Further, Jones "denigrated" the system of justice in Mexico and said it was an "insult" when the U.S. considered laws in other countries when looking at the death penalty – presumably including in Mexico, where capital punishment was outlawed in 2005. Jones also told the audience that "any Mexican National would rather be on death row in the United States than in a Mexican prison," reads the complaint, and indicated that the U.S. provides Mexican citizens more legal protections than does their own system of justice. Moreover, according to the complaint, Jones referred to her personal religious views as justification for the death penalty. A killer is "only likely to make peace with God and the victim's family in that moment when the killer faces imminent execution," she said – a proposition that she said she found evidence for in an article she and her husband found online called "Hanging Concentrates the Mind." (Apparently by Rev. George W. Rutler, in the Catholic magazine Crisis, Feb. 8, 2013.)

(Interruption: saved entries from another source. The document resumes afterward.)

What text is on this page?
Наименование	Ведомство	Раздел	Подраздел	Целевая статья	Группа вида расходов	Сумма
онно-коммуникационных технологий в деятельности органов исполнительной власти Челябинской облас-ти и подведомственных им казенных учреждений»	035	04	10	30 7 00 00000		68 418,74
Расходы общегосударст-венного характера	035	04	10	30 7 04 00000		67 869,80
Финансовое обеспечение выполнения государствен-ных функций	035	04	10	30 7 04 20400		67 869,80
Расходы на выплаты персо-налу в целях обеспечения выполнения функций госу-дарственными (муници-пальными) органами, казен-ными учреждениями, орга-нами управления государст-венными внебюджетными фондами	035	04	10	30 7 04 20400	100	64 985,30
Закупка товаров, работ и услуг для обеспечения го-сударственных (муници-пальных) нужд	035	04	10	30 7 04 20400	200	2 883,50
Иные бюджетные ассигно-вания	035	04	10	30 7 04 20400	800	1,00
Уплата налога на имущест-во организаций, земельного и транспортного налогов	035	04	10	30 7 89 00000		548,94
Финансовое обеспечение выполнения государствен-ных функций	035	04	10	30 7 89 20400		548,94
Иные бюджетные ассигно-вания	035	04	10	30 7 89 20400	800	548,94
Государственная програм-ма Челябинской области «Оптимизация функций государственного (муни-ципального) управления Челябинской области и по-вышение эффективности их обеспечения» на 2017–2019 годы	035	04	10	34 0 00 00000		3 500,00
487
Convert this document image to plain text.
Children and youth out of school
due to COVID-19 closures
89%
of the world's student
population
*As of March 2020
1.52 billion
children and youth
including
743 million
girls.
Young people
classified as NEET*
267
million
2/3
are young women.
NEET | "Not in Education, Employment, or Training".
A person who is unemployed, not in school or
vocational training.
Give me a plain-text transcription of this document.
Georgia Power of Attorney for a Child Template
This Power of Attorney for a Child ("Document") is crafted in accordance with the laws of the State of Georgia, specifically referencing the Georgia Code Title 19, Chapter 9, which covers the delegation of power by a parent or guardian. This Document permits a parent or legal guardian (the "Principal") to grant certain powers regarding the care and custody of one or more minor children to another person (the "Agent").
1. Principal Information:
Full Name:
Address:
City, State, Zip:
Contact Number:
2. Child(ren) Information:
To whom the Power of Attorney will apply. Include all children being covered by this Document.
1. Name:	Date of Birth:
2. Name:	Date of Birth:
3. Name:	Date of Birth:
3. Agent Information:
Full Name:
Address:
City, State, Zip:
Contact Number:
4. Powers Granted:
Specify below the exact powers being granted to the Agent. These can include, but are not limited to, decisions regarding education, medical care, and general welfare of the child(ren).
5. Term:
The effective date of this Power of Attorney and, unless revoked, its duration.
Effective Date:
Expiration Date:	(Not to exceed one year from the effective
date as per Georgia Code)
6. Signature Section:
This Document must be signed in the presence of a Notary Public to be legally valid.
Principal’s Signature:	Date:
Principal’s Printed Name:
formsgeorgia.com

Perhaps Samuel Johnson suggested this before 2013?
Moreover, according to the complaint, Jones asserted as fact the proposition that blacks and Hispanics are more likely to commit violent crimes.
When asked to explain her comments, "she stated that there was 'no arguing' that 'Blacks and Hispanics' outnumber 'Anglos' on death row and 'sadly' it was a 'statistical fact' that people 'from these racial groups get involved in more violent crime,'" reads the complaint.
According to a 2011 Obama Administration report:
Based on available data from 1980 to 2008—
Blacks were disproportionately represented as both homicide victims and oﬀenders.…The oﬀending rate for blacks (34.4 per 100,000) was almost 8 times higher than the rate for whites (4.5 per 100,000).
Back to the Austin Chronicle:
... Jones, 64, was appointed to the Fifth Circuit in 1985 by President Ronald Reagan. The UT Law graduate is an opponent of abortion rights and a supporter of efforts to streamline appeals in death penalty cases. She was twice mentioned as a potential nominee to the U.S. Supreme Court – first during the presidency of George H.W. Bush (who chose David Souter to fill the spot in question), and in 2005, Jones' name resurfaced as a possible nominee of President George W. Bush.
The supreme duty of contemporary Americans is to be ignorant.